Rss Feed
  1. Uçurtmalar Özgürdür!

    2 Mayıs 2008 Cuma


    Uçurtmalar özgürdür. Onlar gökyüzünün maviliğinde alabildiklerine özgürdürler. Öyle ya karışanları yoktur onların. Yeryüzünde uçurtmanın ipini tutarak onu kontrol altına aldıklarını zannedenler ise büyük bir yanılgı içindedirler. Bir süre sonra, yani irtifa kazandıktan sonra uçurtma peşinden sürüklemeyi başarır insanları ve işte hikâyede burada başlar aslında.

    Şimdilerde, çocukluğumda alabildiğine yeşil bir alanda özgürlüğüne kavuşabilmek için alabildiğine asi olan bir uçurtmanın peşinden koşamamanın, aynı zamanda da etrafa manasız gülücükler savuramamanın vermiş olduğu eksikliği hissediyorum içimde bir yerlerde. Çocukken uçurtmaları sadece izleyebilmiştim, ta ki gözden kaybolana kadar. Neler vermezdim ki o uçurtmaya hayallerimi bağlayıp gökyüzünde yükselişine eşlik etmek için. Mesela çok sevdiğim legolarımdan vazgeçebilirdim. “Baba legodan uçurtma olur mu?” bu soruyu yöneltmiştim sıcak bir bahar günü. Babam cevap vermemeyi yeğlemişti soruma. Legolar uçamazlardı, çok geçmeden bu gerçeği öğrenmiştim; ama hayallerim özgürdü tıpkı uçurtmalar gibi. O halde hayallerim gökyüzünde yerlerini alabilirlerdi. Gökyüzünde gördüğüm en yüksekteki uçurtmayı seçerdim her daim ve o andaki hayalim neyse onu uçurtmayla birlikte salardım maviliğe.
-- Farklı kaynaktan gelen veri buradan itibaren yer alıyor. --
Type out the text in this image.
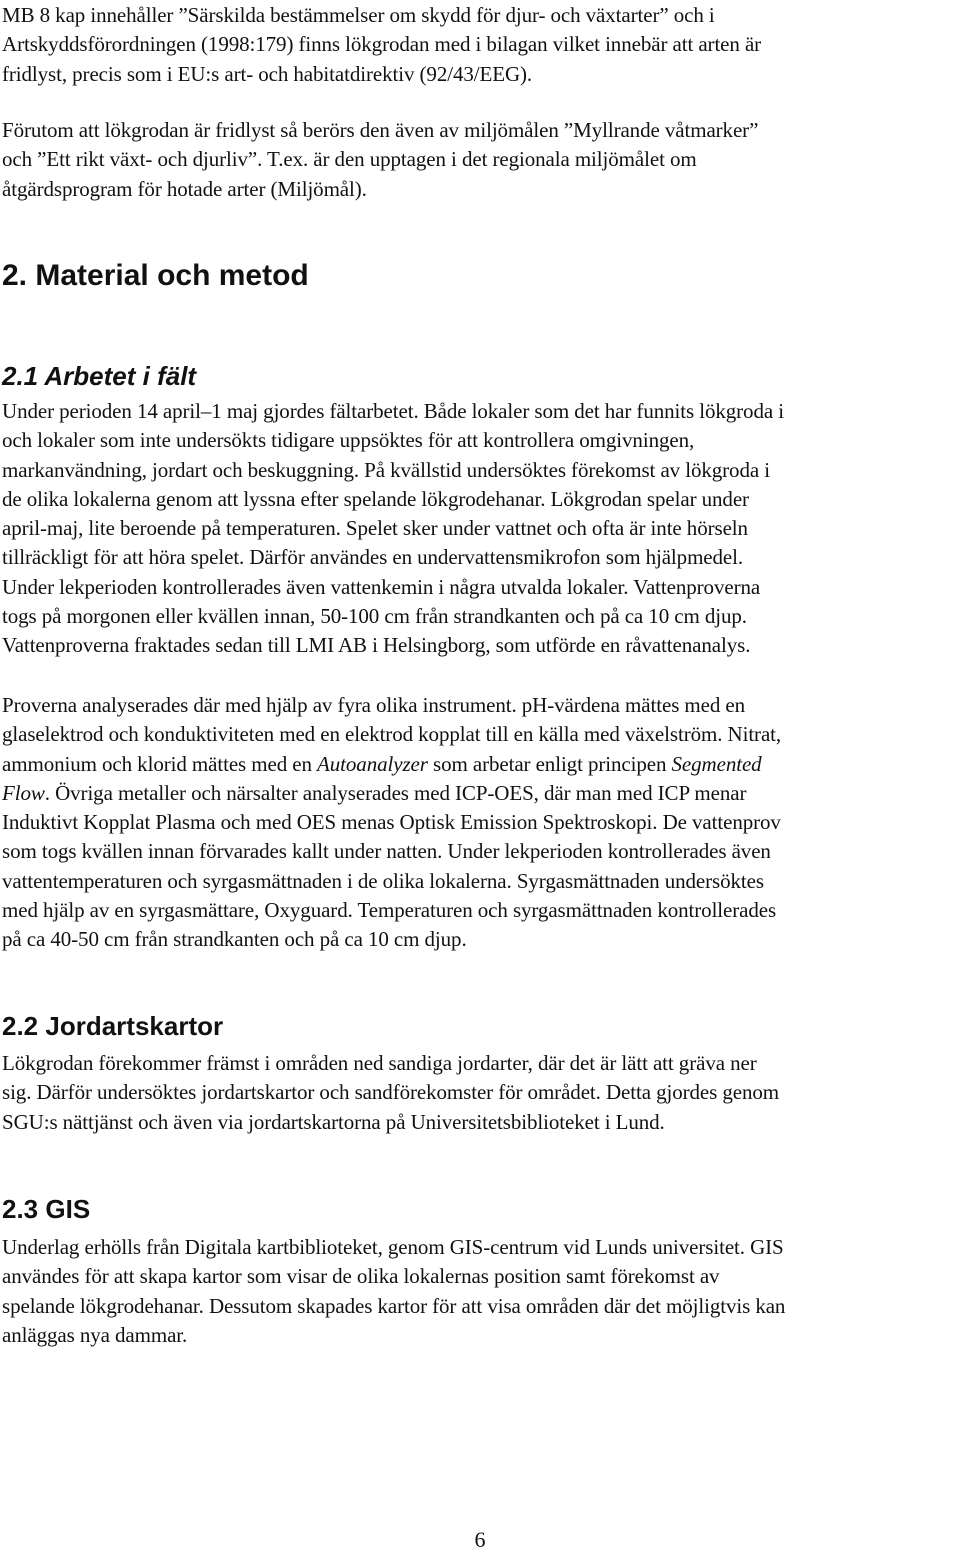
MB 8 kap innehåller ”Särskilda bestämmelser om skydd för djur- och växtarter” och i
Artskyddsförordningen (1998:179) finns lökgrodan med i bilagan vilket innebär att arten är
fridlyst, precis som i EU:s art- och habitatdirektiv (92/43/EEG).

Förutom att lökgrodan är fridlyst så berörs den även av miljömålen ”Myllrande våtmarker”
och ”Ett rikt växt- och djurliv”. T.ex. är den upptagen i det regionala miljömålet om
åtgärdsprogram för hotade arter (Miljömål).

2. Material och metod
2.1 Arbetet i fält

Under perioden 14 april–1 maj gjordes fältarbetet. Både lokaler som det har funnits lökgroda i
och lokaler som inte undersökts tidigare uppsöktes för att kontrollera omgivningen,
markanvändning, jordart och beskuggning. På kvällstid undersöktes förekomst av lökgroda i
de olika lokalerna genom att lyssna efter spelande lökgrodehanar. Lökgrodan spelar under
april-maj, lite beroende på temperaturen. Spelet sker under vattnet och ofta är inte hörseln
tillräckligt för att höra spelet. Därför användes en undervattensmikrofon som hjälpmedel.
Under lekperioden kontrollerades även vattenkemin i några utvalda lokaler. Vattenproverna
togs på morgonen eller kvällen innan, 50-100 cm från strandkanten och på ca 10 cm djup.
Vattenproverna fraktades sedan till LMI AB i Helsingborg, som utförde en råvattenanalys.

Proverna analyserades där med hjälp av fyra olika instrument. pH-värdena mättes med en
glaselektrod och konduktiviteten med en elektrod kopplat till en källa med växelström. Nitrat,
ammonium och klorid mättes med en Autoanalyzer som arbetar enligt principen Segmented
Flow. Övriga metaller och närsalter analyserades med ICP-OES, där man med ICP menar
Induktivt Kopplat Plasma och med OES menas Optisk Emission Spektroskopi. De vattenprov
som togs kvällen innan förvarades kallt under natten. Under lekperioden kontrollerades även
vattentemperaturen och syrgasmättnaden i de olika lokalerna. Syrgasmättnaden undersöktes
med hjälp av en syrgasmättare, Oxyguard. Temperaturen och syrgasmättnaden kontrollerades
på ca 40-50 cm från strandkanten och på ca 10 cm djup.

2.2 Jordartskartor

Lökgrodan förekommer främst i områden ned sandiga jordarter, där det är lätt att gräva ner
sig. Därför undersöktes jordartskartor och sandförekomster för området. Detta gjordes genom
SGU:s nättjänst och även via jordartskartorna på Universitetsbiblioteket i Lund.

2.3 GIS

Underlag erhölls från Digitala kartbiblioteket, genom GIS-centrum vid Lunds universitet. GIS
användes för att skapa kartor som visar de olika lokalernas position samt förekomst av
spelande lökgrodehanar. Dessutom skapades kartor för att visa områden där det möjligtvis kan
anläggas nya dammar.

6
    Şimdilerde büyüdüm-en azından çevremdekiler böyle söylüyor- ve hayallerimin bir kısmına kısmen ulaşmış durumdayım. Gözlerim hala uçurtmalarda. O küçük çocukların uçurtmalarını azlederken gözlerindeki ışığı görmek insana büyük bir heyecan veriyor. Zannediyorsunuz ki, o çocukta uçurtmayla birlikte havalanıyor, bambaşka diyarlarda seyahat ediyor.
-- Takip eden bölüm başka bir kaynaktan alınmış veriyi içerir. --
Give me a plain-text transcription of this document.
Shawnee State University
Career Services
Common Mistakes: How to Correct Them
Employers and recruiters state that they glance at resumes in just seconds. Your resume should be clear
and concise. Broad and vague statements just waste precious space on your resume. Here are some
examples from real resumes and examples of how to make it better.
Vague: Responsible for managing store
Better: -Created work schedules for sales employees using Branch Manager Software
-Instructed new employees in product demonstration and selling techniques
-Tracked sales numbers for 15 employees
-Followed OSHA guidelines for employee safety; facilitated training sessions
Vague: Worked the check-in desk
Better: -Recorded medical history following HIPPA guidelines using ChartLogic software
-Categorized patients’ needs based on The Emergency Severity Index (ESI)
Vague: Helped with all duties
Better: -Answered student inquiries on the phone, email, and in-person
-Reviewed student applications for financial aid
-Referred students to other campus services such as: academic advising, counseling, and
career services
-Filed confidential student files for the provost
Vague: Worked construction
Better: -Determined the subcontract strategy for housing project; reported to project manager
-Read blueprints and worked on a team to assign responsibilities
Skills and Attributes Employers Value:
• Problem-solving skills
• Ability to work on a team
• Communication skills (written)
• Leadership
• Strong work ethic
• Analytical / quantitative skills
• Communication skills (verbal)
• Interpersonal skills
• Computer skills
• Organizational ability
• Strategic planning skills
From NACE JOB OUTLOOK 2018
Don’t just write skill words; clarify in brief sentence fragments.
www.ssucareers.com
    Bir uçurtma olsam, alıp başımı gitsem hayallerimle birlikte. İnsanların günlere anlamlar yükleyip her yıl o günü akıllarınca(!) kutlamadıkları, serbest piyasa ekonomisini “öcü” görenlerin olmadığı, ülkesinin daha iyiye gitmesini istemeyen bir işçi sınıfının yer almadığı, yediği kaba pisleyenlerin olmadığı bir yer var mı bildiğin? Ve yine, insanların tam anlamıyla birlik ve beraberlik- bu iki kelimenin içini boşaltmaya çalışanlara inat- içinde yaşadığı, bireysel özgürlüklerin özgürce(!) yaşanabildiği, kahramanlık öykülerinin yalnızca “Battal Gazi” hikâyelerinden ibaret olduğu, “tek bayrak, tek millet, tek devlet” ilkesini düstur edinenlerin yer aldığı bir yer var mı bildiğin? Ey, uçurtma! Ne olur biliyorsan götür beni o diyara, götür ve kurtar, korku ve gerilim üzerinden oyun oynayanların elinden!